The Canadian Red Cross commissioned Ipsos Reid to conduct a survey on what Canadians expect of social media in an emergency. One of the results they talk about here is that 63% of respondents think emergency responders should answer emergency calls via social media, and 35% believe help would arrive within an hour.
This is, of course, a completely ridiculous expectation on a number of fronts.
I won’t go into exhaustive detail, but I will point out that dialling 911 on your phone is much simpler, more reliable and easier to use than any form of social media you care to mention. There are systems set up to connect you to a human operator in seconds who can figure out what you need and get you help.
If you have an emergency of any kind, call 911.
If you are lost or injured in the wilderness, call 911 if you can get a signal.
This is the best way to alert SAR or other emergency responders that you need help. Do NOT use social media to tell your friends you are lost; this wastes valuable battery life on your phone which could save your life.
Expecting emergency response from social media is like expecting help from shouting at the television; there’s a fundamental misunderstanding on how the medium works.
I am tired of going on SAR calls where the subject has a perfectly good smart phone in their hands. A smart phone that has a built-in application that will give me coordinates of their location with reasonable accuracy. An application that will not work if you use up all the batteries talking to your family, and posting on Facebook and Twitter about how lost you are.
Now, rather than responding to this survey by thinking about how we can actually fulfil this expectation, we should see if we can do something to educate people about how social media works, how emergency response works, and change that expectation to match with reality.
What is social media for?
Social media (SM) is fundamentally and primarily a one-to-many distribution system. Phone calls are fundamentally one-to-one. Both SM and the telephone can be modified to perform other tasks — a phone call can be turned into a conference call for instance. In the same way there are messages that can be sent one-to-one in SM.
One-to-one messaging is not the fundamental mode of SM, it’s an add-on that replicates the function of email, and it’s purpose is to make it so you don’t leave the SM ecosystem (Twitter, Facebook) to perform other tasks because these companies are not providing a public service, they are in the business of making money.
But even the one-to-one message mode of SM has flaws; it mimics email’s functionality without it’s reliability.
What are the flaws of Social media?
SM has the appearance of reliability and ubiquity, but in reality it is neither.
All SM systems are operated by large companies, and are subject to outages that are not experienced by truly mission critical and distributed systems such as plain old telephone, and surprisingly, email.
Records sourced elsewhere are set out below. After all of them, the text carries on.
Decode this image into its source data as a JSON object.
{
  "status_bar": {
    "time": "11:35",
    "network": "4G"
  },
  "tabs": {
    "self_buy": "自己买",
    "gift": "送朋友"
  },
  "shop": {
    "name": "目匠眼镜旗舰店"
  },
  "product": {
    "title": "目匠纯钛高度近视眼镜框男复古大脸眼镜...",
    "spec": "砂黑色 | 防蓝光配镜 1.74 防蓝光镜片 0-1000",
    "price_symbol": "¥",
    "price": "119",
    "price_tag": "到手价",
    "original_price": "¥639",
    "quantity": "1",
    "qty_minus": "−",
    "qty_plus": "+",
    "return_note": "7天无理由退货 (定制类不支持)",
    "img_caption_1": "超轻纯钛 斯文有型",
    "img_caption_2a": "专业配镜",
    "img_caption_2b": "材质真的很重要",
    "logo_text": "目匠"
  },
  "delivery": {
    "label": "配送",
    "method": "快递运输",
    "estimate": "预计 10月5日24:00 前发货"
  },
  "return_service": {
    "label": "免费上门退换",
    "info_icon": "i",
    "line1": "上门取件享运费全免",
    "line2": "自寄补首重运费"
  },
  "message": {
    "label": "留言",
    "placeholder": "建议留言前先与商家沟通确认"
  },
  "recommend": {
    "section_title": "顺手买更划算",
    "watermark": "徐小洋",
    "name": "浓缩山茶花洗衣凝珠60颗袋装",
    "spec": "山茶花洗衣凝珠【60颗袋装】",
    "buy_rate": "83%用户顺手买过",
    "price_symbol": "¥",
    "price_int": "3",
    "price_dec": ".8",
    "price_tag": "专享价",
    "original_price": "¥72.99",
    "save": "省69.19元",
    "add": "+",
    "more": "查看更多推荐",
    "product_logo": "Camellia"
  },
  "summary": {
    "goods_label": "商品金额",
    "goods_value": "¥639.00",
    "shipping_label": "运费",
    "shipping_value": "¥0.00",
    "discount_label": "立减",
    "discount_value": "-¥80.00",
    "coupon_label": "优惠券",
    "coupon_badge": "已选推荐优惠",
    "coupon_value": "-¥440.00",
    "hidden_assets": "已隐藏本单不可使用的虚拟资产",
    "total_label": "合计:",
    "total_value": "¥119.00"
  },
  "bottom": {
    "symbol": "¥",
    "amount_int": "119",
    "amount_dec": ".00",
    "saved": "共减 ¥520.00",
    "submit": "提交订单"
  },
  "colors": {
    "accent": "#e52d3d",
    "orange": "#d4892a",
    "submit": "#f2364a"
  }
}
In a phone or email system, the network is broken into segments so that only parts of it “go down” (become unavailable) at any given time. Breaking the network up manages loads and allows parts of the network to continue functioning when other parts have trouble. The network is also broken up by different providers.
When Twitter and Facebook have trouble, it’s like the entire country of Canada no longer has email or phone. When they tend to have trouble is when loads are high; and loads are high when there are natural disasters and people all over the world are searching for, or posting information.
Finally, there’s no way to tell if anyone is receiving your status update. Email has this flaw as well — no guaranteed delivery. Even if the network is up, people may be just too busy to read your update, or it may get missed in the millions of others they’re looking at. You may be under the impression you’ve called for help, but without confirmation there’s no way to tell. In this way, only a phone call to an actual human can give you the confidence that help is on the way.
We are being encouraged to rely on a system that has no guarantee of stability under the exact circumstances where people say it could be useful. The system has flaws in it’s design because it’s not designed as a reliable public service in the first place.
What makes sense?
Some parts of the survey make sense; receiving information from authorities in a large emergency such as a flood, power outage, large storm, etc. via social media does make sense — this is an efficient use of one-to-many communications.
Also, communicating with friends and relatives that you are OK in one of those large events also makes sense. Phone lines will be down, cell phone towers will be up and it’s much more likely that you can get a short status update written than you can make 20 phone calls to a group of people. This is also efficient use of the one-to-many function.
So in terms of a disaster, SM is good for communications from the authorities to the public and from an individual to their network of connections; one to many.
Asking the question “do you expect help to arrive if you post to Social Media” is encouraging people to think of the service in ways that are unrealistic, and frankly dangerous.
It does not make sense to rely on a mode of communication that is not designed to be reliable.